During some 1-h periods, noise and temperature measurements were available for more than 1 sensor. For RST observations that occurred during these times, we employed location matching to achieve the best estimate for that individual. When the RST was taken on a computer located in Node 2 (where the crew quarters are located) or the US Lab, only the temperature or noise data from the corresponding Node 2 or US Lab was used. When the RST was taken elsewhere or the location was unknown, a weighted average of the Node 2 (75%) and US Lab (25%) measurements were used, reflecting the approximate empirical frequency of RSTs taken in these modules.
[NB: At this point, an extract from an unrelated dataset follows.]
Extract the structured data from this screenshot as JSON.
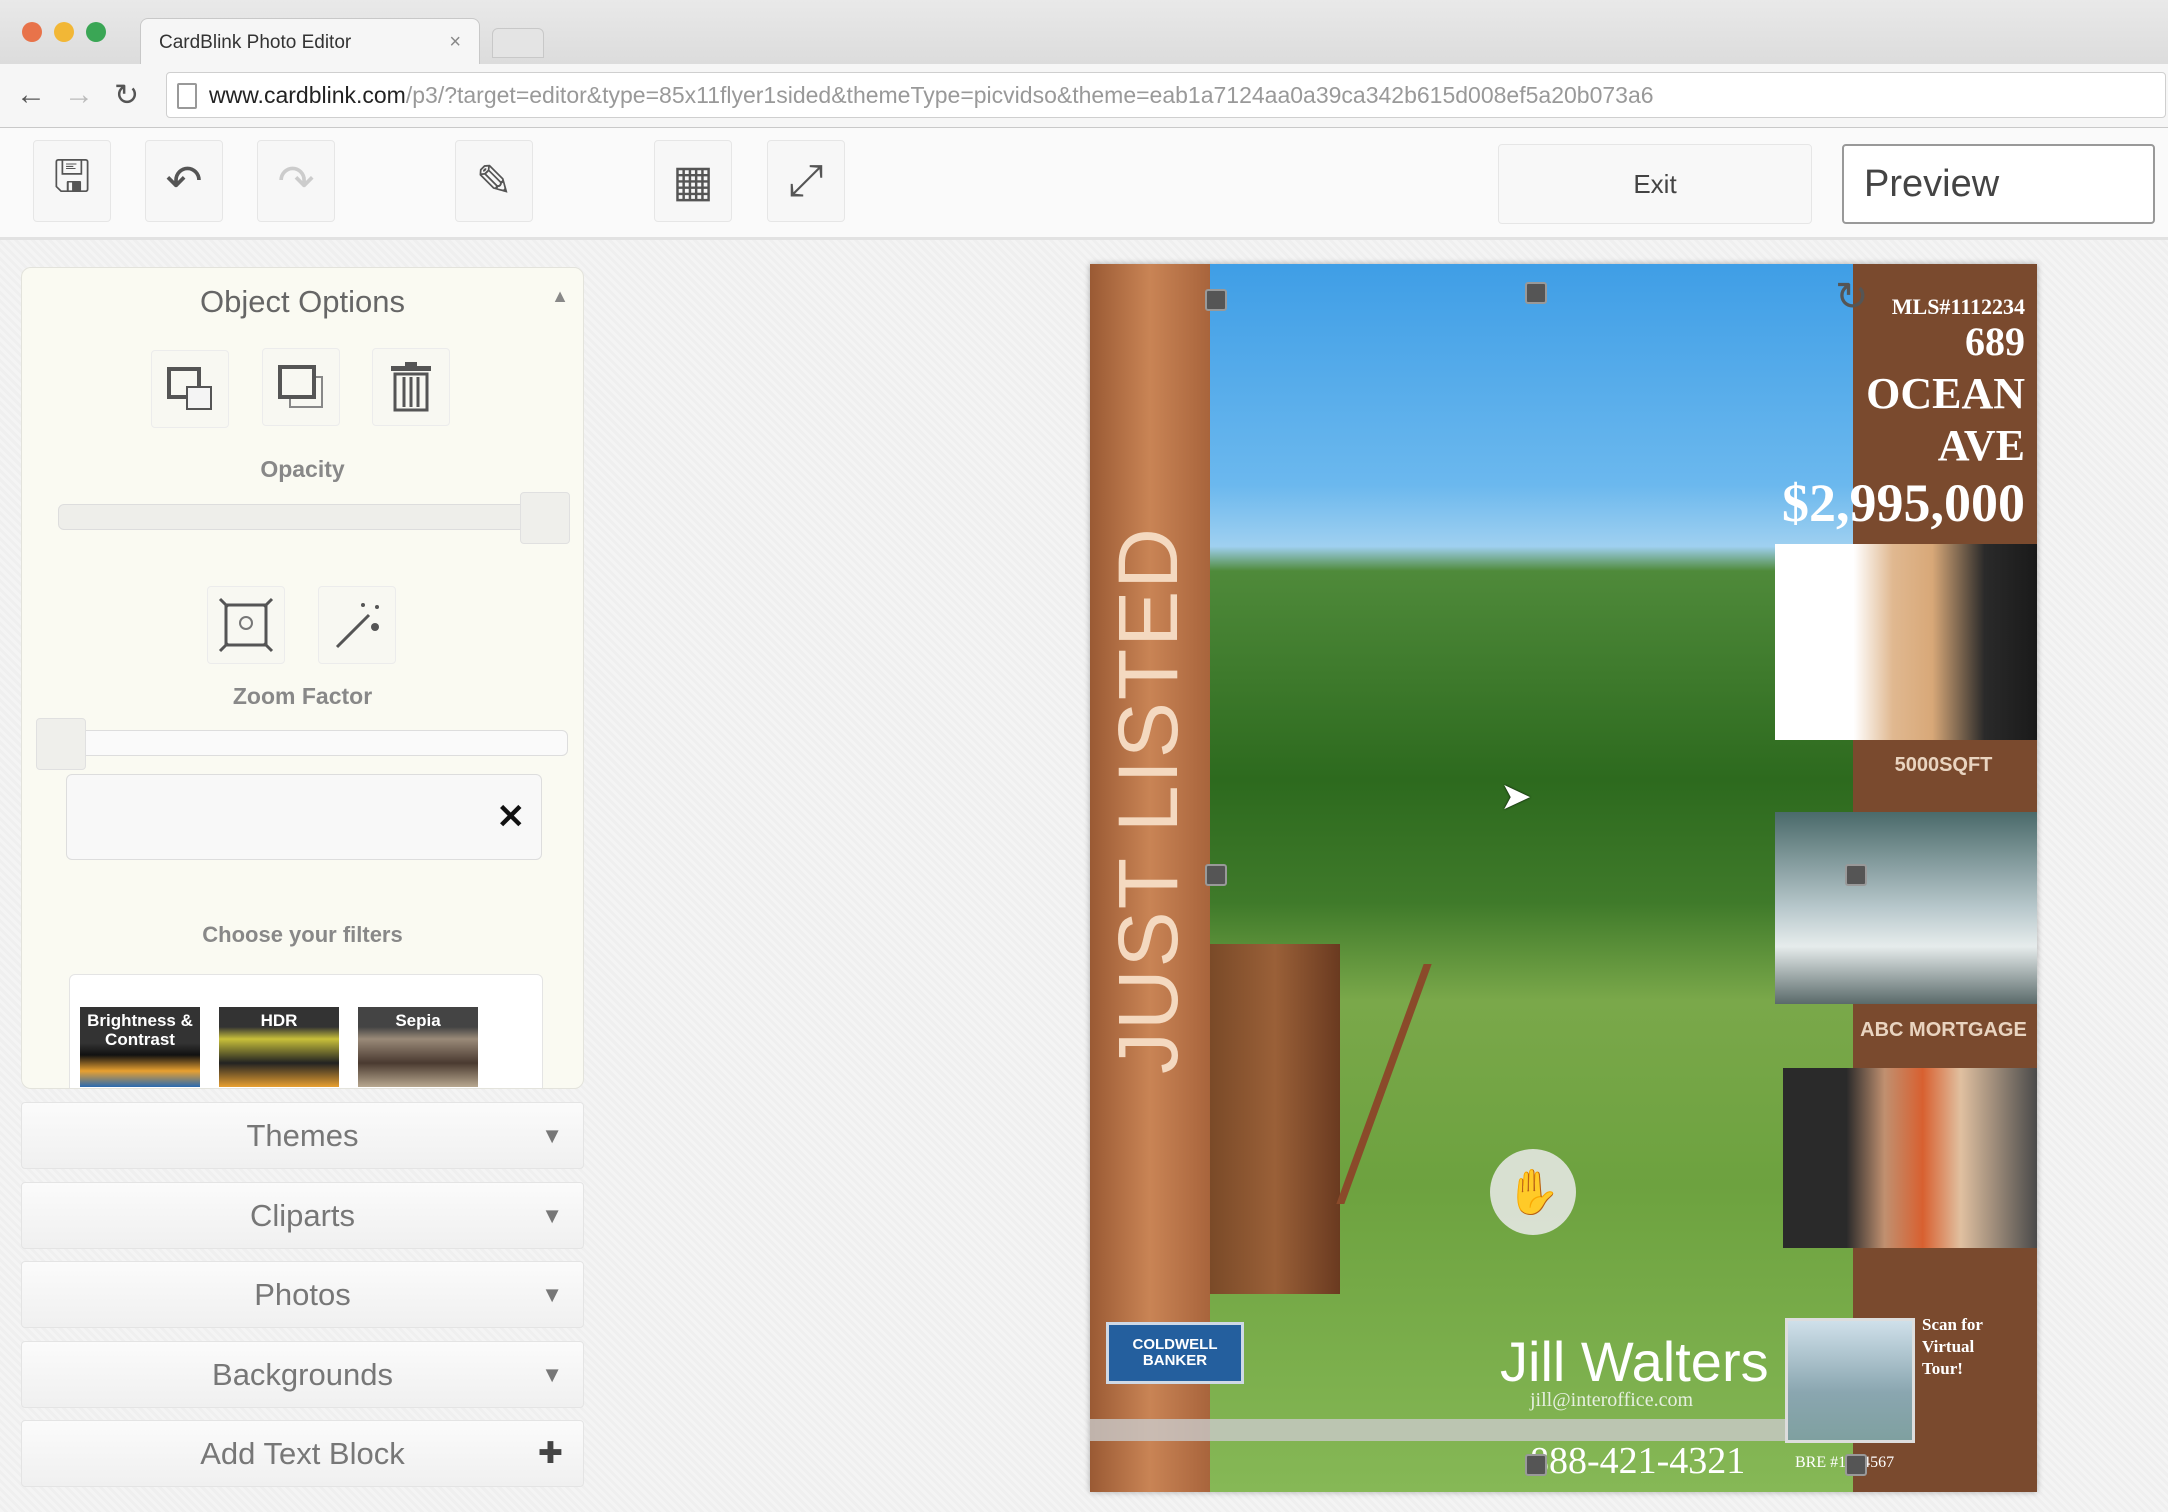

Other variables (CO2, O2, and radiation) were only measured from one sensor at a time, so they were not location-matched.

When the daily or hourly value of an environmental variable was unavailable, we used two interpolation strategies, which are summarized in Table S4. Temperature, O2, and CO2 data had a relatively low rate of missingness (Table S5), so the locally estimated scatterplot smoothing (LOESS, neighborhood parameter α = 0.1) value was used when the hourly average was not observed. Enough temperature data was available for Node 2 and US Lab that we could fit 3 separate LOESS interpolations: one for RST observations in Node 2, one for US Lab, and one for other or unknown locations which were interpolated using the weighted average described previously.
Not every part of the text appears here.